Clients Analyst Hub and Tourmaline Partners comment on the European Commission’s proposal in July to water down its own regulations on research payments.
We all know you can’t turn back the clock. And you can’t put the genie back in the bottle. But European regulators are attempting to pull off something similar by partially reversing a ban on bundled research and execution payments, causing confusion and uncertainty over here in the US.
“Exempting small-cap stocks from the research unbundling is the equivalent of trying to put the toothpaste back in the tube,” said Mett Kinak, global head of systematic trading and market structure at T Rowe Price.
Having codified the global shift toward full separation of research and execution payments, with the introduction of MiFID II in 2018, the European Commission unveiled proposals in July to water down its own regulations on research payments.
Consultation on the plans – issued as part of a package to support the recovery of European businesses from the economic impact of the Covid-19 pandemic – closed earlier this month. Many are keen for the release of more details, including the US Securities and Exchange Commission (SEC), ahead of the rules coming into force, which is expected early next year.
By exempting research on firms with a market capitalization below €1 million ($1.15 million) from MiFID II’s unbundling rules, the intention is to increase the availability of research into small- and mid-cap stocks, thus stimulating much-needed investment flows.
MiFID II has had extra-territorial consequences, crystalizing evolving best practice at major asset management firms, and leading to a global consensus that research must be paid for directly by the asset manager, separate from trading commissions, and not passed on to the end-investor.
US-based investment firms were permitted to effect this change via no action letters issued by the SEC, due to expire July 2023, which allow broker-dealers to receive payments for research from investment firms if the latter are required by MiFID II to unbundle. This means many US-based asset managers now pay for their own research at home and abroad.
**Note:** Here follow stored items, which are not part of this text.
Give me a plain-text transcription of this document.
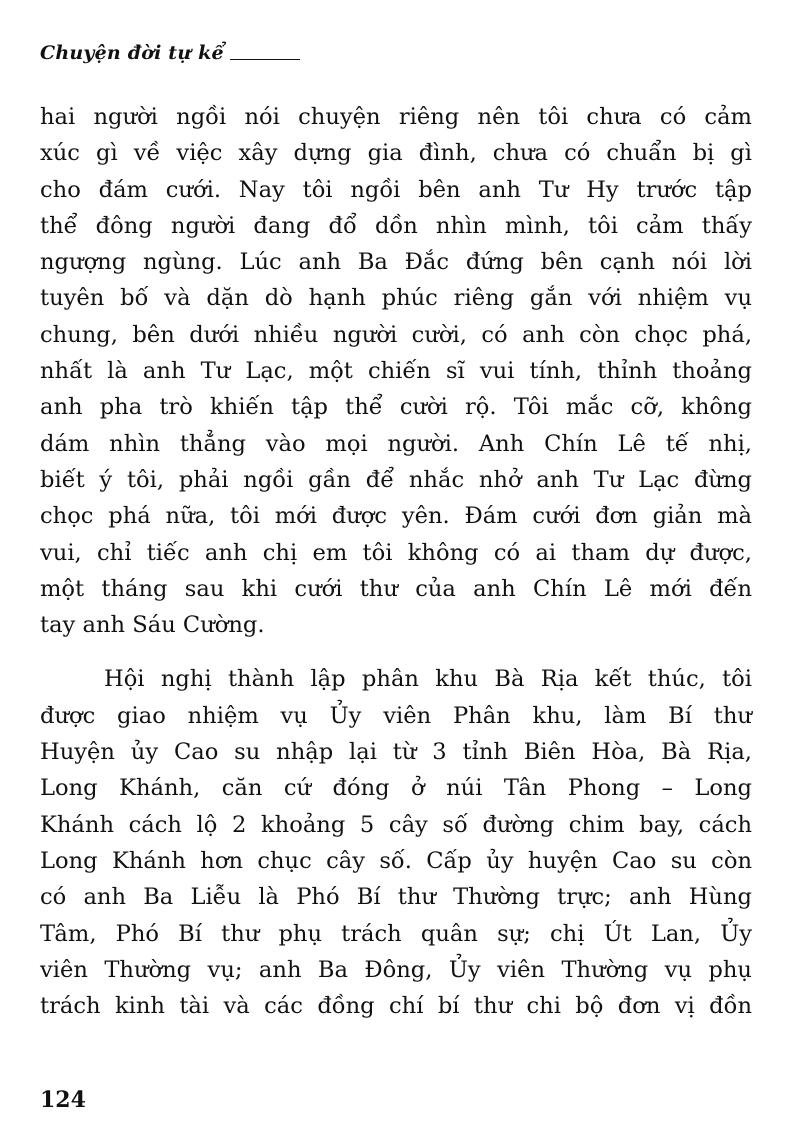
Chuyện đời tự kể
hai người ngồi nói chuyện riêng nên tôi chưa có cảm
xúc gì về việc xây dựng gia đình, chưa có chuẩn bị gì
cho đám cưới. Nay tôi ngồi bên anh Tư Hy trước tập
thể đông người đang đổ dồn nhìn mình, tôi cảm thấy
ngượng ngùng. Lúc anh Ba Đắc đứng bên cạnh nói lời
tuyên bố và dặn dò hạnh phúc riêng gắn với nhiệm vụ
chung, bên dưới nhiều người cười, có anh còn chọc phá,
nhất là anh Tư Lạc, một chiến sĩ vui tính, thỉnh thoảng
anh pha trò khiến tập thể cười rộ. Tôi mắc cỡ, không
dám nhìn thẳng vào mọi người. Anh Chín Lê tế nhị,
biết ý tôi, phải ngồi gần để nhắc nhở anh Tư Lạc đừng
chọc phá nữa, tôi mới được yên. Đám cưới đơn giản mà
vui, chỉ tiếc anh chị em tôi không có ai tham dự được,
một tháng sau khi cưới thư của anh Chín Lê mới đến
tay anh Sáu Cường.
Hội nghị thành lập phân khu Bà Rịa kết thúc, tôi
được giao nhiệm vụ Ủy viên Phân khu, làm Bí thư
Huyện ủy Cao su nhập lại từ 3 tỉnh Biên Hòa, Bà Rịa,
Long Khánh, căn cứ đóng ở núi Tân Phong – Long
Khánh cách lộ 2 khoảng 5 cây số đường chim bay, cách
Long Khánh hơn chục cây số. Cấp ủy huyện Cao su còn
có anh Ba Liễu là Phó Bí thư Thường trực; anh Hùng
Tâm, Phó Bí thư phụ trách quân sự; chị Út Lan, Ủy
viên Thường vụ; anh Ba Đông, Ủy viên Thường vụ phụ
trách kinh tài và các đồng chí bí thư chi bộ đơn vị đồn
124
T Rowe Price, for example, has been paying for all its own research costs globally, either directly or by reimbursement, since the beginning of 2020.
It is possible that the proposed exemption for research into small- and mid-cap stocks could conflict with the requirement on which the SEC’s no action letters are based. And, having recently explained the initial shift to end-investors, some heads of trading are not looking forward to telling institutional clients that they may need to pay for research when investing in funds registered in one jurisdiction, but not if investing in funds registered elsewhere. Others are more sanguine.
“It can be a little confusing and time-consuming, in terms of what you pay to whom and where. Ideally, you’d like it to be more consistent, but as regulations change you just have to adapt,” said David Lewis, head of global equity group trading at Franklin Templeton.
In January, a report by the French financial market regulator, the AMF, blamed MiFID II for declining research coverage in smaller companies. Earlier this month, a report by the European Securities and Markets Authority asserted that MiFID II had had no meaningful impact, citing a study which found there had been a steady decline in research coverage since 2012.
In MiFID II’s pre-legislation consultation period, many across the industry expressed fears that the introduction of greater transparency in research payments could reduce the availability of small- and mid-cap research, with inevitable knock-on consequences for liquidity and spreads.
“Pre-MiFID II, we argued vehemently that small-cap stocks should not be bound by the new unbundling rules, because that was where research would be hit hardest and is most needed. Now we’ve unbundled and we’re paying for our own research, and there are proposals suggesting it’s ok for our clients to pay for small-cap research,” explained Kinak.
The European Commission’s proposed exemption may mark a wider change in tone, according to Tim O’Halloran, managing director at Tourmaline Partners, a provider of trading and commission management solutions. “The broad regulatory trend over the past 5-10 years has been toward unbundling, greater transparency and a competitive research marketplace. This sends a message that commissions are still going to be the currency of exchange for research in some capacity.”
But Mike Kronenberg, co-founder and CEO of Analyst Hub, a platform for independent research providers, predicts that the proposed exemption will have minimal initial impact on the largest asset managers. “Institutional buy-side firms have put very strict policies in place,” for the onboarding of research, he said. “For the top commission payers, those policies and procedures are going to remain, with perhaps a relaxation for one or two specialist portfolio managers.”
There is also a political dimension which could make the picture even more complicated for global asset managers operating across multiple jurisdictions. With the UK potentially leaving the European Union without a trade agreement at the end of this year, it is highly unlikely that the Financial Conduct Authority would implement the European Commission’s proposed changes to MiFID II. Much of the initial impetus behind the separation of execution and research costs came from the UK regulator’s predecessor. This means funds registered in the departing UK may stick to MiFID II’s original intentions, whilst the remaining EU-27 row back.
The British might describe this as irony. Kinak calls it confusing. “With Brexit looming, there’s potential for even more divergence of regimes, with UK-registered entities subject to different rules from European ones. Clearly, that would make for further complexity,” he said.
A spokesperson confirmed to Traders Magazine via email that the Commission is currently analyzing consultation responses to decide whether additional changes should be inserted in the draft text. “The final rules on research will be adopted shortly,” the spokesperson said.